Namun, dari apa yang telah diraihnya sebagai seorang sastrawan, Bukittinggi adalah kota penting baginya. Sebab di sanalah awal mula karir kepenulisannya. Untuk pertamakalinya, cerpen Navis dipublikasikan pada akhir 1955. Yakni Robohnya Surau Kami di majalah Kisah. Itu lima tahun setelah dia memulai karir kepenulisannya.
Pada masa itu, selain Navis, di Bukittinggi lahir juga sejumlah penulis seperti Motinggo Busye. Lalu ada juga Rusli Marzuki Saria yang juga baru menulis. Menurut pengamat sastra dari Universitas Andalas, Padang, Ivan Adilla, munculnya Navis dari Bukittinggi, sebagai sastrawan yang diperhitungkan, tak lepas fasilitas ruang publik dan budaya yang ada di kota tersebut.

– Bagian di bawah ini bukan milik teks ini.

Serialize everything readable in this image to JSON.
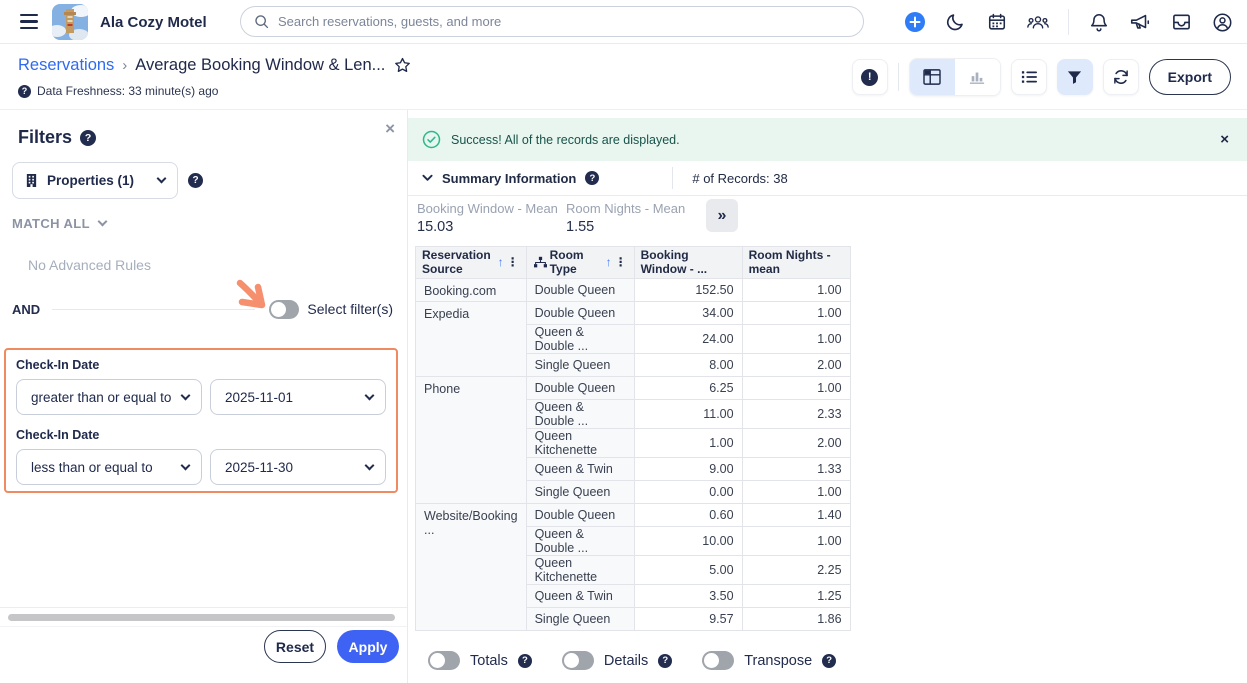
{
  "topbar": {
    "brand": "Ala Cozy Motel",
    "search_placeholder": "Search reservations, guests, and more"
  },
  "breadcrumb": {
    "parent": "Reservations",
    "current": "Average Booking Window & Len...",
    "freshness": "Data Freshness: 33 minute(s) ago"
  },
  "toolbar": {
    "export_label": "Export"
  },
  "filters_panel": {
    "title": "Filters",
    "properties_label": "Properties (1)",
    "match_label": "MATCH ALL",
    "no_rules": "No Advanced Rules",
    "and_label": "AND",
    "select_filters_label": "Select filter(s)",
    "rules": [
      {
        "field": "Check-In Date",
        "operator": "greater than or equal to",
        "value": "2025-11-01"
      },
      {
        "field": "Check-In Date",
        "operator": "less than or equal to",
        "value": "2025-11-30"
      }
    ],
    "reset_label": "Reset",
    "apply_label": "Apply"
  },
  "banner": {
    "message": "Success! All of the records are displayed."
  },
  "summary": {
    "title": "Summary Information",
    "records_label": "# of Records: 38",
    "stats": [
      {
        "label": "Booking Window - Mean",
        "value": "15.03"
      },
      {
        "label": "Room Nights - Mean",
        "value": "1.55"
      }
    ]
  },
  "table": {
    "columns": [
      "Reservation Source",
      "Room Type",
      "Booking Window - ...",
      "Room Nights - mean"
    ],
    "groups": [
      {
        "source": "Booking.com",
        "rows": [
          [
            "Double Queen",
            "152.50",
            "1.00"
          ]
        ]
      },
      {
        "source": "Expedia",
        "rows": [
          [
            "Double Queen",
            "34.00",
            "1.00"
          ],
          [
            "Queen & Double ...",
            "24.00",
            "1.00"
          ],
          [
            "Single Queen",
            "8.00",
            "2.00"
          ]
        ]
      },
      {
        "source": "Phone",
        "rows": [
          [
            "Double Queen",
            "6.25",
            "1.00"
          ],
          [
            "Queen & Double ...",
            "11.00",
            "2.33"
          ],
          [
            "Queen Kitchenette",
            "1.00",
            "2.00"
          ],
          [
            "Queen & Twin",
            "9.00",
            "1.33"
          ],
          [
            "Single Queen",
            "0.00",
            "1.00"
          ]
        ]
      },
      {
        "source": "Website/Booking ...",
        "rows": [
          [
            "Double Queen",
            "0.60",
            "1.40"
          ],
          [
            "Queen & Double ...",
            "10.00",
            "1.00"
          ],
          [
            "Queen Kitchenette",
            "5.00",
            "2.25"
          ],
          [
            "Queen & Twin",
            "3.50",
            "1.25"
          ],
          [
            "Single Queen",
            "9.57",
            "1.86"
          ]
        ]
      }
    ]
  },
  "footer_toggles": [
    {
      "label": "Totals"
    },
    {
      "label": "Details"
    },
    {
      "label": "Transpose"
    }
  ],
  "icons": {
    "help": "?",
    "close": "×",
    "sort_asc": "↑",
    "kebab": "⋮",
    "expand": "»",
    "breadcrumb_sep": "›"
  },
  "colors": {
    "accent_blue": "#3e63f4",
    "navy": "#1f2a4b",
    "orange": "#f08a60",
    "link_blue": "#2f6bf0",
    "filter_active_bg": "#dfe9fc",
    "success_green": "#2cb98a",
    "success_bg": "#e9f6f0"
  }
}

Bukittinggi punya banyak percetakan yang melahirkan karya-karya roman pergaulan dan buku-buku tentang agama. Sehingga masyarakat Bukittinggi secara intelektual, punya wawasan bagus dan dengan mudah menerima karya-karya sastra dan kegiatan-kegiatan kebudayaan.
Di sana ada juga ruang pertunjukkan. Navis pernah ikut orkestra. Orkestra di sebuah kota, itu menandakan masyarakatnya punya apresiasi yang bagus terhadap musik klasik. Jadi, Navis besar dan mulai berkarya di kota seperti itu.
“Artinya, Navis lahir di sebuah kota, yang memiliki fasilitas ruang publik untuk melahirkan sastrawan,” ujar Ivan Adilla.
Karya-karya Navis lahir di situ dan kemudian kumpulan cerpennya dan novel awalnya di terbitkan di Bukittinggi oleh NV Nusantara. Selain Navis, karya-karya awal Pramoediya Ananta Toer, NH Dhini, Motinggo Busyes juga terbit di NV Nusantara.
Orang-orang ini adalah orang-orang yang dikenal sebagai sastrawan dan diterima luas di sastra Indonesia. Artinya, pada waktu itu, Bukittinggi sebuah kota yang telah punya penerbitan dengan distribusi karyanya sudah tingkat nasional.
Strategi Tekstual
Dari karya-karya sastranya, Navis terlihat secara sadar melakukan strategi tekstual. Jadi ada masanya dia menulis karya-karya yang penuh cemooh, yang penuh kritik, dalam bahasa yang sarkastis. Itu terutama karya-karya awalnya dari tahun 1950-an hingga 1960-an, yang bicara tentang birokrasi. Di antaranya dalam antologi cerpennya Hujan Panas dan Kabut Musim, serta Bianglala.
Navis tampaknya sakit hati betul dengan birokrat yang dianggapnya hipokrit atau munafik. Sehingga karya-karyanya waktu itu adalah cemooh yang luar biasa. Dan itu kemudian orang mengenal Navis sebagai pencemooh.
Dalam karya yang kemudian, setelah dia menjadi anggota DPRD, sebagai intelektual Navis merasa dia harus tetap memberi kritik. Tetapi posisinya sebagai anggota DPRD dan dalam suasana orde baru yang cenderung otoriter dan meliteristis, dia tidak mungkin menulis karya seperti pada 1950-an itu.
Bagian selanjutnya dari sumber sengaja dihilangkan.